Die Regierungsbildung im Irak kommt auch zwei Monate nach der historischen Parlamentswahl nicht voran. Die Nationalversammlung konnte sich am Dienstag nicht auf einen Parlamentspräsidenten einigen. Die Sitzung wurde nach kurzer Zeit im Streit abgebrochen und auf Sonntag vertagt. Bis dahin müssen die Sunniten, die den Parlamentspräsidenten stellen sollen, einen Kandidaten präsentieren.

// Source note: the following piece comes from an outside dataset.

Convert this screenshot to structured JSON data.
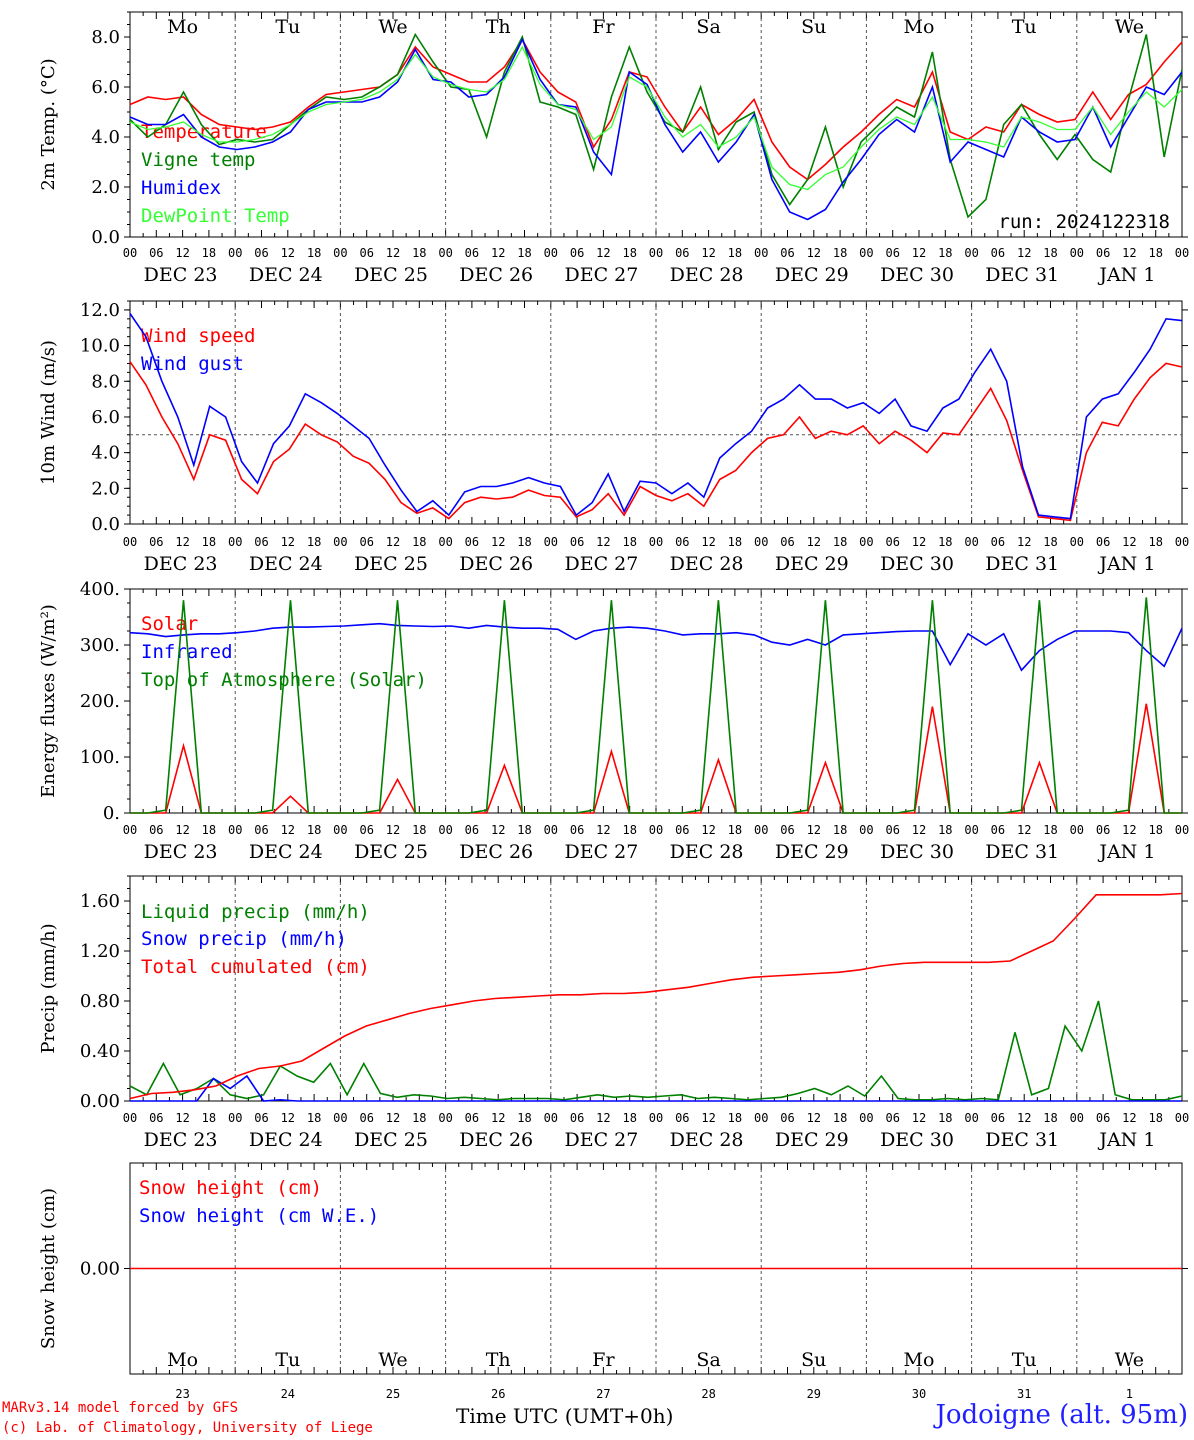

"Wie sollen wir das den Menschen erklären, die ihr Leben für die Wahl am 30. Januar riskiert haben", fragte der schiitische Geistliche und Abgeordnete Hussein al Sadr. Schon der Beginn der Parlamentssitzung, der zweiten seit der Wahl, hatte sich um fast drei Stunden verzögert. Vertreter von Schiiten, Kurden und Sunniten versuchten bis zur letzten Minute, sich auf einen Kandidaten festzulegen.
Trotz Wahlboykotts soll ein Sunnite Parlamentspräsident werden
Obwohl die sunnitischen Parteien die Wahl boykottiert hatten, soll der Parlamentspräsident aus ihren Reihen kommen. Kurden und Schiiten sehen in der Einbeziehung der Sunniten in eine Regierung der nationalen Einheit die Chance, die Lage im Land zu stabilisieren. Der sunnitische Interimspräsident Ghasi al Jawer lehnte den Posten jedoch ab, er will lieber Vizepräsident werden.
Blockiert wird die Regierungsbildung zudem vom Streit über die künftige Rolle des Islams sowie über die Besetzung der bis zu 50 Ministerposten. Doch der Zeitdruck ist groß: Die Abgeordneten sollen bis Mitte August den Entwurf für eine Verfassung fertig stellen.
Seit Montag werden im Irak drei rumänische Journalisten entführt, eine Reporterin und ein Kameramann des Fernsehsenders Prima TV sowie ein Korrespondent der Tageszeitung "Romania Libera". Sie seien am Abend aus ihrem Hotel in Bagdad verschleppt worden, teilte die Zeitung mit. Zunächst bekannte sich niemand zu der Tat. Auch eine Lösegeldforderung lag den Angaben zufolge nicht vor.
Prima TV erklärte, die Reporterin Marie Jeanne Ion habe die Redaktion angerufen und mitgeteilt, sie sei entführt worden. Offenbar an die Geiselnehmer gewandt, sagte die Journalistin nach Angaben des Senders: "Tötet uns nicht, wir sind aus einem armen Land und haben kein Geld." Später habe Ion eine SMS geschickt mit dem Text: "Hilfe. Dies ist kein Scherz. Wir wurden gekidnappt." Vor ihrer Entführung hatten die Journalisten laut "Romania Libera" den irakischen Übergangsministerpräsidenten Ajad Allawi interviewt.